The Foundation also solicited, recruited, and commissioned writers and speakers from the United States to provide services at the Museum.... The Foundation facilitated the production of a film on the Foundation collection, featuring the Painting, which it knew would be presented in-flight on Iberia Airlines flights to and from the United States....
The Foundation placed advertisements in magazines that are distributed in the United States and sent press releases, brochures, and general information to TourEspana and the Spanish National Tourist Offices in the United States. For example, the Foundation advertised in news publications such as Newsweek, Time Magazine, and the New Yorker. .... It also distributes its Museum bulletin, "Perspectives," to individuals in the United States, including two in the Central District of California. ***
The Foundation also contracted with museums in the United States to loan its artwork to the U.S. institutions or to borrow artwork for display in the Foundation Museum in Spain. ***
***Cassirer has produced numerous examples of the Foundation's commercial activity in the United States that are "of a kind in which a private party might engage." ... Much of that activity was connected with the Painting. Thus, Cassirer has adequately demonstrated that the Foundation has engaged in sufficient commercial activity in the United States to satisfy § 1605(a)(3).
IV. Exhaustion of Remedies.
Cassirer unsuccessfully petitioned the Foundation for return of the Painting, but Cassirer has not alleged that he made recourse to the Spanish or German judiciaries to settle his claim to the Painting.
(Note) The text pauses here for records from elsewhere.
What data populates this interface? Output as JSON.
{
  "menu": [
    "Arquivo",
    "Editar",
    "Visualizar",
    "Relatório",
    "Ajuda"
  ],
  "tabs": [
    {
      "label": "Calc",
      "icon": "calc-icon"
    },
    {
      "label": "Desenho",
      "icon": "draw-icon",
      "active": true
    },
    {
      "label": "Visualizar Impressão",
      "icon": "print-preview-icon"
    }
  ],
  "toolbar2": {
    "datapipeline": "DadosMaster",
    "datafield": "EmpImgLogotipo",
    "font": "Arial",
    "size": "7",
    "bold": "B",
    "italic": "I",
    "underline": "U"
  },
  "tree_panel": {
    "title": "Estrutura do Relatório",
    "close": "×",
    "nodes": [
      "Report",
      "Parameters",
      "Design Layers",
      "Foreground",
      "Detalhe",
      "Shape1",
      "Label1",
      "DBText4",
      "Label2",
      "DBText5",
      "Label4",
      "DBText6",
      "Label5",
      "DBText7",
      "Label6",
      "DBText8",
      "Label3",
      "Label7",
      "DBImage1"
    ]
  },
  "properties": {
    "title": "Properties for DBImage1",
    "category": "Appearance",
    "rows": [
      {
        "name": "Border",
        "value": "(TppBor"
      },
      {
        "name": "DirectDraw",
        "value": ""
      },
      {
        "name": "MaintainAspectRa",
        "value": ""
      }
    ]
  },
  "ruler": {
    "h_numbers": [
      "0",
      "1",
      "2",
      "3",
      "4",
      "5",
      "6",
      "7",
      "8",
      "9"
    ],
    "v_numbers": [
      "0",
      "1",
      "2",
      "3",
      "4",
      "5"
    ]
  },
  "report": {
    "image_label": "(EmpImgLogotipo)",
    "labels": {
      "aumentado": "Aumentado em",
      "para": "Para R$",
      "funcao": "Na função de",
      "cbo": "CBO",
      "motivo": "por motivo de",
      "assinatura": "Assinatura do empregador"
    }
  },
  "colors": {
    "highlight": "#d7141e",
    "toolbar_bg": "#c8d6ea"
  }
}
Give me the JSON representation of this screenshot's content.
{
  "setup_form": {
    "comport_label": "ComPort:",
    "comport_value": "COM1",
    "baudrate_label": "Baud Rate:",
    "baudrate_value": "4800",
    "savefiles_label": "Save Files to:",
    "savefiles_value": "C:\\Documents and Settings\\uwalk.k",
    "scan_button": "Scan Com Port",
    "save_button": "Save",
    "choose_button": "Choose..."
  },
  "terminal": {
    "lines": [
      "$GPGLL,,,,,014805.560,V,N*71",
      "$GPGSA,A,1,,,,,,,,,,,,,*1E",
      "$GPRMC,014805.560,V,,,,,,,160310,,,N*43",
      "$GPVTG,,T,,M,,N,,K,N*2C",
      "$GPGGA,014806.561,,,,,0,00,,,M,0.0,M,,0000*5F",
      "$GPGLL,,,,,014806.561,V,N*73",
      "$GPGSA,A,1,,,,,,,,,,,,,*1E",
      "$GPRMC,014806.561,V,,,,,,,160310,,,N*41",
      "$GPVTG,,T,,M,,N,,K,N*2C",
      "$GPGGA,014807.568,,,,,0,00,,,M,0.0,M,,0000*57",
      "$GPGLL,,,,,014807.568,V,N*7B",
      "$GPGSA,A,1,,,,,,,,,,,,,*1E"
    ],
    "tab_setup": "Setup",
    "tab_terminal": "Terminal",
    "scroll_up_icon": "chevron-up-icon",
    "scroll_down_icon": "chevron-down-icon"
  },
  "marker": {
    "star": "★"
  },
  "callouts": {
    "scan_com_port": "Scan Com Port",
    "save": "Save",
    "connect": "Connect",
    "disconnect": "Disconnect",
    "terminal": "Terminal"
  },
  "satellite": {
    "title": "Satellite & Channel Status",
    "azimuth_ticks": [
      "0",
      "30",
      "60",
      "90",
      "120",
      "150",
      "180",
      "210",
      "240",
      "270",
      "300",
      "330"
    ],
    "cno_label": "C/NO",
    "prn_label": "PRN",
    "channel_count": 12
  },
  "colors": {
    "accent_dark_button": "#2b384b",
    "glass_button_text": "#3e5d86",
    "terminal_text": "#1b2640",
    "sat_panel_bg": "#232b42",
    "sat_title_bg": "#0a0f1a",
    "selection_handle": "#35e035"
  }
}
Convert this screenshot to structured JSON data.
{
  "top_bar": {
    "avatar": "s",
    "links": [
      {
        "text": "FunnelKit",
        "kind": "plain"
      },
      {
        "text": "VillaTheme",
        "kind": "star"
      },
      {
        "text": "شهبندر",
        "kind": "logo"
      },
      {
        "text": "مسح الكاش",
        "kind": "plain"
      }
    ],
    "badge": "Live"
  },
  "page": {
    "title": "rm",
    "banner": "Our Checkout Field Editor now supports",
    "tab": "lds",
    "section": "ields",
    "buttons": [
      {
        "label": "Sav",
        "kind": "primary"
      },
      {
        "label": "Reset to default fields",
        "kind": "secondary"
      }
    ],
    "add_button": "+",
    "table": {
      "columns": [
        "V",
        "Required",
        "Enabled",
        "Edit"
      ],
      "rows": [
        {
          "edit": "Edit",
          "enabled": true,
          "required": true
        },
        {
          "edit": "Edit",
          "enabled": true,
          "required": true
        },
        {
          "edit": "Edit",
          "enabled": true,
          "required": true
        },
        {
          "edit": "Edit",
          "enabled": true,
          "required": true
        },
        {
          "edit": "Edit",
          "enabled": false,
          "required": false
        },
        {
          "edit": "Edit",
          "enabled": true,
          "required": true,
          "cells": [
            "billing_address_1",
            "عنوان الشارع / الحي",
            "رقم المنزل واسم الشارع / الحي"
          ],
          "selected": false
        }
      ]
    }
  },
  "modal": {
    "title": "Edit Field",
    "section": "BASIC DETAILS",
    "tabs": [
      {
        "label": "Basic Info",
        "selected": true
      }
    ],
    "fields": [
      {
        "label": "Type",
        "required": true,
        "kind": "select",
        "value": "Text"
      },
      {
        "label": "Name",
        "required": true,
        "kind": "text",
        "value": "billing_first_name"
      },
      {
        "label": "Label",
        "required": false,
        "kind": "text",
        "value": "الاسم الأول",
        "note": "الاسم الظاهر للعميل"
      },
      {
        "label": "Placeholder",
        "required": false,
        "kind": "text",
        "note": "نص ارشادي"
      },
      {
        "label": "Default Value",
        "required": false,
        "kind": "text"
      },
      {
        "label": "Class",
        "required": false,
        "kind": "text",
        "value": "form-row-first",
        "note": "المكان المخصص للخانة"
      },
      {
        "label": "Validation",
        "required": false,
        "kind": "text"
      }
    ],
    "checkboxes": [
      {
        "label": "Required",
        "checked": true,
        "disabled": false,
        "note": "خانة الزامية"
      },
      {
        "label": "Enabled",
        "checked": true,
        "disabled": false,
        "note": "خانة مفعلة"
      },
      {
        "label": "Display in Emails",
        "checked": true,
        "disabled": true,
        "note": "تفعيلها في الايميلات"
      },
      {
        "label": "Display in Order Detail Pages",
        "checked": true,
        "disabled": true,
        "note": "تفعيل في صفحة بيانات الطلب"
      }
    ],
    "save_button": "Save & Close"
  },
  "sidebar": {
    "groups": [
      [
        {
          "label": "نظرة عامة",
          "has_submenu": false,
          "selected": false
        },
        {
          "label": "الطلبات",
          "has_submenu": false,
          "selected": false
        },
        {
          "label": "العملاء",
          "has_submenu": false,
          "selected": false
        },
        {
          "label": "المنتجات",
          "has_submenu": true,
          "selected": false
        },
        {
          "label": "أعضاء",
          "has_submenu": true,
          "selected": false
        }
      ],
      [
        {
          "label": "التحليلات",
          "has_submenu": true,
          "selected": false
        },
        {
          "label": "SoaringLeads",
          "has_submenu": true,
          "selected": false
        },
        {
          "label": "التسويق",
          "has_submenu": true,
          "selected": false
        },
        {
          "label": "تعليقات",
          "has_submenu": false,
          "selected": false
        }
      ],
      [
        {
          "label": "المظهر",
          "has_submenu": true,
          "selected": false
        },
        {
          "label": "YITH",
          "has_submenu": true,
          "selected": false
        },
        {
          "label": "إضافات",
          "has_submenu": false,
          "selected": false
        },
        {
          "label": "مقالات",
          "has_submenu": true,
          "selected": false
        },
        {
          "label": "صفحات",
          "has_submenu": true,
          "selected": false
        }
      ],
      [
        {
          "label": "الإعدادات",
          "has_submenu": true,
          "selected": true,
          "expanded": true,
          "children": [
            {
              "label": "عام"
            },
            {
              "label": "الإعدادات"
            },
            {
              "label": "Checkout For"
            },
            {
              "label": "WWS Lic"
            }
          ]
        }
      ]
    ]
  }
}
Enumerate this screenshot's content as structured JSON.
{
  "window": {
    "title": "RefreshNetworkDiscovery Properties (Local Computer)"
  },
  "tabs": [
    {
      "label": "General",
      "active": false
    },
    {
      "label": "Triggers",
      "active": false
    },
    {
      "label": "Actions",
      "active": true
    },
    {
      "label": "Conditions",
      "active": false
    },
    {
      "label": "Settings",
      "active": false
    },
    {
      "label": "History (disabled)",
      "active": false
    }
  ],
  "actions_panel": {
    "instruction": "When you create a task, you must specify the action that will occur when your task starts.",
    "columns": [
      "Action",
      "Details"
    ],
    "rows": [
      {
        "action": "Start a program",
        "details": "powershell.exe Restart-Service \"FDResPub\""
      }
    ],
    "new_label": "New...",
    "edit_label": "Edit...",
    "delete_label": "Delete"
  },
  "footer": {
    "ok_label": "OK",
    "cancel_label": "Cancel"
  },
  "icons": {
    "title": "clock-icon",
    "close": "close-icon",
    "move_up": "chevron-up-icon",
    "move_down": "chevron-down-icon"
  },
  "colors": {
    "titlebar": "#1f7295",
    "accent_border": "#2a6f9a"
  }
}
Thus, Spain argues that § 1605(a)(3) cannot apply, because Cassirer has not exhausted judicial remedies in the foreign forum. The district court held that the plain language of § 1605(a)(3) of the FSIA contains no "exhaustion-of-foreign-remedies requirement" and therefore the court refused to impose such a requirement on Cassirer. Cassirer, 461 F. Supp. 2d at 1164. Whether the FSIA, specifically § 1605(a)(3), requires exhaustion is a matter of statutory interpretation and an issue of first impression. ***
Neither Congress nor this court have imposed an absolute exhaustion of remedies requirement in cases brought against foreign states under an exception to the FSIA. Yet, where principles of international comity and rules of customary international law require exhaustion, we exercise sound judicial discretion and consider exhaustion on a prudential, case-by-case basis. See Sarei, 550 F.3d at 828. In Sarei, we held that domestic prudential standards and core principles of international law require a district court to consider exhaustion in appropriate cases. Id. at 824 (citing Sosa, 542 U.S. at 733 n.21). Under our prudential approach, when a defendant affirmatively pleads failure to exhaust remedies, the district court must, as a discretionary matter, determine in the first instance whether to impose such a requirement on a plaintiff. Id. at 832.